Article 4, paragraph 3

Czechoslovakia proposes that after Article 4 a new article be inserted in the Treaty with Hungary which shall run as follows:

“Czechoslovakia is authorised to transfer a maximum number of 200,000 inhabitants of Magyar ethnic origin from its territory to that of Hungary and the latter is bound to receive these persons on its territory and to recognise them as its nationals.

“The conditions for the execution of the present Article shall be fixed by a bilateral agreement between Czechoslovakia and Hungary which these two States will conclude between themselves within six months from the coming into force of the present Treaty. As regards respect for the rights of person and property this agreement will establish conditions corresponding to those laid down for this purpose in the agreement concluded on February 27th, 1946, between Czechoslovakia and Hungary on the exchange of populations. The non-conclusion [Page 728] of this agreement shall not prejudice the execution of the present Article.”

Argument.

Minority questions in Central Europe have long been the cause of disputes between nations and States and have been exploited to excite conflicts.

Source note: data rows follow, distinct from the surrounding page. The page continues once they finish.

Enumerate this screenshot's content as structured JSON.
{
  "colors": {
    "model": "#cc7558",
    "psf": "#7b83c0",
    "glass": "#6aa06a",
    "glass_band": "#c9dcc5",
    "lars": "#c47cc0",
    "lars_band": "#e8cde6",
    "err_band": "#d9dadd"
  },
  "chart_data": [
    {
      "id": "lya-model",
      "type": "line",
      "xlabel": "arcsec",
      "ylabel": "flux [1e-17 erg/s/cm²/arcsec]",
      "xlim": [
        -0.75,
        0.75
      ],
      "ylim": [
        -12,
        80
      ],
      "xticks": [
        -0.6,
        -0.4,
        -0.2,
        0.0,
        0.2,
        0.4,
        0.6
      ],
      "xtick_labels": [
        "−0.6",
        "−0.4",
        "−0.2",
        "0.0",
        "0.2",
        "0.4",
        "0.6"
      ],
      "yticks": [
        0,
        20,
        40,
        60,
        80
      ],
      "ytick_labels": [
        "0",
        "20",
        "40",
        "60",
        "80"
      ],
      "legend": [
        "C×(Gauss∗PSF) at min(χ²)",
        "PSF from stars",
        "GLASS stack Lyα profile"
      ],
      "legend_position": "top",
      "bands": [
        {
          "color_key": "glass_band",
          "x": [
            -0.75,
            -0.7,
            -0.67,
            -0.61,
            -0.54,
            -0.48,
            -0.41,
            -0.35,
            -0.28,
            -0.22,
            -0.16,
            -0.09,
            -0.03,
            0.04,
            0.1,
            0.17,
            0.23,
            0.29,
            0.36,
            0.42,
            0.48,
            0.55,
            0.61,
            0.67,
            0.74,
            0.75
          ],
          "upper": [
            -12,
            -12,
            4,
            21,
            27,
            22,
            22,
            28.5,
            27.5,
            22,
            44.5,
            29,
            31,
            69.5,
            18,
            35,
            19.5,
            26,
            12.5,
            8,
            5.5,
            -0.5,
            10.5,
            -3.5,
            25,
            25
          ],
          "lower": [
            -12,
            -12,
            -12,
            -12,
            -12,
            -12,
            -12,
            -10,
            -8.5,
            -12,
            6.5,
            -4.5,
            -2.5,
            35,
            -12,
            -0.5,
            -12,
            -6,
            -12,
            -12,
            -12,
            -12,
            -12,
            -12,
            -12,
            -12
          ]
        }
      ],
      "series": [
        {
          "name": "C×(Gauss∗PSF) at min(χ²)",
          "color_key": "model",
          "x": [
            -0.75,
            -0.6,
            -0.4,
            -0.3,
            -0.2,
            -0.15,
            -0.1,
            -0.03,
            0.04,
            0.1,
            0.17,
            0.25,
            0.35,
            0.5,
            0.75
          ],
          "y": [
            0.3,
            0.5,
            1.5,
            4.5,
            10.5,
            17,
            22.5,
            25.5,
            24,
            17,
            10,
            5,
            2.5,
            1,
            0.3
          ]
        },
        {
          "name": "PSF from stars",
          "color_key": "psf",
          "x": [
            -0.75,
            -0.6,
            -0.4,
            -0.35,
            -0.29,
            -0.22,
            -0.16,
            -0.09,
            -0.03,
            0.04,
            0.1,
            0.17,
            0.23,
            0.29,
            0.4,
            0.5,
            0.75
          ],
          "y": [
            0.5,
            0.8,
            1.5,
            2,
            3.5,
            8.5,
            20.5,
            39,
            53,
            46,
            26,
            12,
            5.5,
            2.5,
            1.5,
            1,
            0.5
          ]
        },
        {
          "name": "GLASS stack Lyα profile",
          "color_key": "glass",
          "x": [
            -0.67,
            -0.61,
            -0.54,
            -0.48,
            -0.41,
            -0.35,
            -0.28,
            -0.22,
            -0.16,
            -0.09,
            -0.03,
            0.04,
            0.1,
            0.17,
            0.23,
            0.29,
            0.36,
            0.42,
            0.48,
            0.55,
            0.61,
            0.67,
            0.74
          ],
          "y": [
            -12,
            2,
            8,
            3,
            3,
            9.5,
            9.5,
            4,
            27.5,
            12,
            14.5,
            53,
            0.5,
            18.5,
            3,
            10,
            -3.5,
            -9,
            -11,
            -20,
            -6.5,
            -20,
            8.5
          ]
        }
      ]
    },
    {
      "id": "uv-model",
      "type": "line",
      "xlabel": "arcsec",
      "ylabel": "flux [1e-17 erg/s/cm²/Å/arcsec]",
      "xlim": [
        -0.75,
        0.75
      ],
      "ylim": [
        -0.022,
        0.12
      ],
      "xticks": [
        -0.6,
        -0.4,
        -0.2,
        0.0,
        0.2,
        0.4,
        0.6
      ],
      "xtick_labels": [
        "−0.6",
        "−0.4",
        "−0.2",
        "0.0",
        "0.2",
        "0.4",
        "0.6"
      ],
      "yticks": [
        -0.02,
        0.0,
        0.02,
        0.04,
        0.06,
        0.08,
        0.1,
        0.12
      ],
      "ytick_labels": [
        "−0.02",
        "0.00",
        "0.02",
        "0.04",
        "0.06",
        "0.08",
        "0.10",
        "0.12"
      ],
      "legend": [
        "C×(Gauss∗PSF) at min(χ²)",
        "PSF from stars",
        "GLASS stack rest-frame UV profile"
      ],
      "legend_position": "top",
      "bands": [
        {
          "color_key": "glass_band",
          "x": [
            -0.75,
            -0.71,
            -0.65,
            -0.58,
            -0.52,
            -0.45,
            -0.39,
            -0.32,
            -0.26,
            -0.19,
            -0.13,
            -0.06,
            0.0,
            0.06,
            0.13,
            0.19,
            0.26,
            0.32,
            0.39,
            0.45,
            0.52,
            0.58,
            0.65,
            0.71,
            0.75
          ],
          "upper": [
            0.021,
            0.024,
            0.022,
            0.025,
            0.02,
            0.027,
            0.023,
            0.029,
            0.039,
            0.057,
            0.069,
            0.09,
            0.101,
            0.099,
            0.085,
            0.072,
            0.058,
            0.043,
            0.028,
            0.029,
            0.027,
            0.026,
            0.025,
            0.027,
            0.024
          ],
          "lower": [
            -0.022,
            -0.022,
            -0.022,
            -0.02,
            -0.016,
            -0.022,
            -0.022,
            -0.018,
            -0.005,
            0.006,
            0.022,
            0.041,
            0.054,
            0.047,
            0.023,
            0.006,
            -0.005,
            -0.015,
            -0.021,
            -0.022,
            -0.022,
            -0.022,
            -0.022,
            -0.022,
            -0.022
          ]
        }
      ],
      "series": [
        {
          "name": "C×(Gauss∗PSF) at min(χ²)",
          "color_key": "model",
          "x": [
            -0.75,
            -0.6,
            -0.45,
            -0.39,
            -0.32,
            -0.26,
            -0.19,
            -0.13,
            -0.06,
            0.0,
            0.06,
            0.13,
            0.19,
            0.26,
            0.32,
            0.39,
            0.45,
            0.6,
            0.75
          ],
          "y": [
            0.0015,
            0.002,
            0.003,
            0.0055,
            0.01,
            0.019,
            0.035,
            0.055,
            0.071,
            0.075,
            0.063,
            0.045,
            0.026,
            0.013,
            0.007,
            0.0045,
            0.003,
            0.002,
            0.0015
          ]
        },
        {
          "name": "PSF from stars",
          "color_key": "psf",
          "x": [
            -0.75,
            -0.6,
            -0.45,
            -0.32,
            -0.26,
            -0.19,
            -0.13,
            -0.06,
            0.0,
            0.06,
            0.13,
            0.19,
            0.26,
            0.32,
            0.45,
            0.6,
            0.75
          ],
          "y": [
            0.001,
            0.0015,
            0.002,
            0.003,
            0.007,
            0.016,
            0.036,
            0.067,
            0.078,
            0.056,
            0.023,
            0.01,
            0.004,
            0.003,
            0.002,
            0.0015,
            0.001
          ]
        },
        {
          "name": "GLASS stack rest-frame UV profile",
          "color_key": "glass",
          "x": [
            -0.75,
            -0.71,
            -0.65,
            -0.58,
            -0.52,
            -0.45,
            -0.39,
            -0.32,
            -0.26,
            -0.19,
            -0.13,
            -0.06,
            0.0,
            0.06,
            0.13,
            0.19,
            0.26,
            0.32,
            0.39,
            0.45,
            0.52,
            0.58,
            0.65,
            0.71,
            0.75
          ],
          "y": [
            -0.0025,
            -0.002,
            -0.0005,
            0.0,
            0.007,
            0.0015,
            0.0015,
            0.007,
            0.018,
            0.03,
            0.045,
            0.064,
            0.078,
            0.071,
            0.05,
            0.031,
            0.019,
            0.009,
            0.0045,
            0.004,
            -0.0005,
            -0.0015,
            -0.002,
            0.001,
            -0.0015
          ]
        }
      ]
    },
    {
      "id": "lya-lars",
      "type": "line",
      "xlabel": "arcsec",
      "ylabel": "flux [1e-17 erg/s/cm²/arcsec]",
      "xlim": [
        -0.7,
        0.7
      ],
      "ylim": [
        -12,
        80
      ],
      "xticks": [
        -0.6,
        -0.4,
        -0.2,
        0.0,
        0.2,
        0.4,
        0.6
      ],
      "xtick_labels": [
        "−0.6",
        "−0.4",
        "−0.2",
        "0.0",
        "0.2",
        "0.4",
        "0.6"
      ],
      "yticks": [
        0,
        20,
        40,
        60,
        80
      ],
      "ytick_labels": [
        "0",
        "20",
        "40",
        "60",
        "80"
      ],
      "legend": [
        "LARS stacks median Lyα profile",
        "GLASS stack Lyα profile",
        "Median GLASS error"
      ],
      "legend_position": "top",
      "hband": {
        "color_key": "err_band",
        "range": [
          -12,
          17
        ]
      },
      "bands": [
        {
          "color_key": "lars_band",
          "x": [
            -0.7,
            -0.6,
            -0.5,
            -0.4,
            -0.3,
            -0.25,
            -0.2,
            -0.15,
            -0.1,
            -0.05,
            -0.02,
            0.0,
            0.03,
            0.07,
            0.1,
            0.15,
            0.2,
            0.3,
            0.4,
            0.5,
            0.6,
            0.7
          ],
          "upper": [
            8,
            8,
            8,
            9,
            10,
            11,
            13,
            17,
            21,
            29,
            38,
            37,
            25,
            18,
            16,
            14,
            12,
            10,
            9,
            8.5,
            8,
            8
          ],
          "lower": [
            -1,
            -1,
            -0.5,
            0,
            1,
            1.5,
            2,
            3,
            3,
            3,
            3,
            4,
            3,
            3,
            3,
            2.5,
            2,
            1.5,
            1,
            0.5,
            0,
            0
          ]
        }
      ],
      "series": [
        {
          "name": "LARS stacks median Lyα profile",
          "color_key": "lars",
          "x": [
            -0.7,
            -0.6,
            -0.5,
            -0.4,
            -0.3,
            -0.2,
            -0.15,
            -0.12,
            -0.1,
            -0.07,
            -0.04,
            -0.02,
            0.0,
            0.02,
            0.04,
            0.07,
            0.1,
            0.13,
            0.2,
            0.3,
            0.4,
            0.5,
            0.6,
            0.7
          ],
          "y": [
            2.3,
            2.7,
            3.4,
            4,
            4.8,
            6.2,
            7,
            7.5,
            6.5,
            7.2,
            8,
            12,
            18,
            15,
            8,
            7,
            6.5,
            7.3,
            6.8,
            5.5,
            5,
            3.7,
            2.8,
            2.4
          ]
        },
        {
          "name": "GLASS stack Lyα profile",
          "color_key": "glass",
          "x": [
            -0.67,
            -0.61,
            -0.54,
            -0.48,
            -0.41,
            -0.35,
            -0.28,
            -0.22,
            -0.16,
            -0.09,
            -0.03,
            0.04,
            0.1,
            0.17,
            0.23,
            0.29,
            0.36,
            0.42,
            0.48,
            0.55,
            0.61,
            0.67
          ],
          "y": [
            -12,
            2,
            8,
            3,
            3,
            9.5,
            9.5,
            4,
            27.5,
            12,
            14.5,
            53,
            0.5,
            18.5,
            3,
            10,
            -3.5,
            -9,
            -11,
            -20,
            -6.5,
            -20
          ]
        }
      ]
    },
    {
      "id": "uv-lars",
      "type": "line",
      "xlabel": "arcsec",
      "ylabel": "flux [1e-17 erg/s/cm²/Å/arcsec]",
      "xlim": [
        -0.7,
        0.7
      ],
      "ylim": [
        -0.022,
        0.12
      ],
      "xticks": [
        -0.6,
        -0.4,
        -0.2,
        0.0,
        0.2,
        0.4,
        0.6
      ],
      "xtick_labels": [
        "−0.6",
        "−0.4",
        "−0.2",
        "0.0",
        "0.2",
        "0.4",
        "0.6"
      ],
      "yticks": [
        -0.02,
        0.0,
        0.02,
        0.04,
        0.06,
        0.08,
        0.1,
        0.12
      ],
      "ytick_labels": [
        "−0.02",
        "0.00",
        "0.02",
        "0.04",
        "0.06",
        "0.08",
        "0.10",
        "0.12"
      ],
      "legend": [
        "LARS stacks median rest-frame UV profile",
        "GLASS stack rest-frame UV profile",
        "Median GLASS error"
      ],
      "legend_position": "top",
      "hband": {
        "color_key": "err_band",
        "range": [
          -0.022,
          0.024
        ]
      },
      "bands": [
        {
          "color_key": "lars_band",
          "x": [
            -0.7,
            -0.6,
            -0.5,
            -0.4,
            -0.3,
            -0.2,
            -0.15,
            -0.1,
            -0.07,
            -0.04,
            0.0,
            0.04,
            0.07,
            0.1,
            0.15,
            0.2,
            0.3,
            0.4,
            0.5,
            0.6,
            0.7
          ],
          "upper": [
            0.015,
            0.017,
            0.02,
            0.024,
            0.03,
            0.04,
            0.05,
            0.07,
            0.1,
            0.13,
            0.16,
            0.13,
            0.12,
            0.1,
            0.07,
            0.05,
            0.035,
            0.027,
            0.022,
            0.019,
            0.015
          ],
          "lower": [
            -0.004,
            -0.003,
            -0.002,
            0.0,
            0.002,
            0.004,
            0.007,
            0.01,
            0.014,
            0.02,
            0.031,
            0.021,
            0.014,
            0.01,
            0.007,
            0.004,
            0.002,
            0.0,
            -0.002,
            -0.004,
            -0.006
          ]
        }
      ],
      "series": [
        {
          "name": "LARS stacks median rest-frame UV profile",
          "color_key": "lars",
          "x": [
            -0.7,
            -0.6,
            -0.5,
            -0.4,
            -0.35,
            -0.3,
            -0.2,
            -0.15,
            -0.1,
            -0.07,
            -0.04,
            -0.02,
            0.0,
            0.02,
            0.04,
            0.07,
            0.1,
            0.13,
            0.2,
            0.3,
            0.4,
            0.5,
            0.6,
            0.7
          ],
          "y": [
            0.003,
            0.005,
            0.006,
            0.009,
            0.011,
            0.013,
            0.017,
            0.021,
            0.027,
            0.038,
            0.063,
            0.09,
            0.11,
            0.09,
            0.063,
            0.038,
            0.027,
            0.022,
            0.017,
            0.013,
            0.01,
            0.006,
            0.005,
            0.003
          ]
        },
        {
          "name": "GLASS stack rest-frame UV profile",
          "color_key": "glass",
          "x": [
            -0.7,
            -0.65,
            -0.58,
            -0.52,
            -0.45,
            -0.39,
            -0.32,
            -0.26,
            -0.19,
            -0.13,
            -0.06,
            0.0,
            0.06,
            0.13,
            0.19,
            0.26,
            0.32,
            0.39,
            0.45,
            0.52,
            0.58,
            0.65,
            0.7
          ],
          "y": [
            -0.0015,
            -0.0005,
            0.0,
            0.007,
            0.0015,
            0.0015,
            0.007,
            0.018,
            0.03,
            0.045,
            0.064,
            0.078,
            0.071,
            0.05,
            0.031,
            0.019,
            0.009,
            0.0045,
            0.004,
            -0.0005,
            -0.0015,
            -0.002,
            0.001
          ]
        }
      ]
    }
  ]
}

Czechoslovakia has granted to Hungarian minority not only all civic, but also minority rights in far greater measure than she was bound to. In spite of this the Hungarian minority played an important part in the dismemberment of Czechoslovakia.

By the agreement with Hungary on the exchange of populations and by restoring their citizenship to inhabitants of Slovak origin, even when entered in the census returns as Hungarians, Czechoslovakia has reduced the number of real Hungarians to about 200,000. When these 200,000 Hungarians leave for Hungary, Czechoslovakia guarantees them the right to take all their property with them, or else full compensation for the property which they leave behind them in Czechoslovakia; this is in accordance with the principles to which the Hungarian Government has agreed in the Treaty on the exchange of population.

Czechoslovakia has made it possible to find a final and democratic solution to this difficult problem which would otherwise gravely endanger internal development in Czechoslovakia and furnish a pretext for the maintenace of revisionism in Hungary, thereby giving continual cause for strained relations between Hungary and Czechoslovakia and thus causing constant unrest in Central Europe.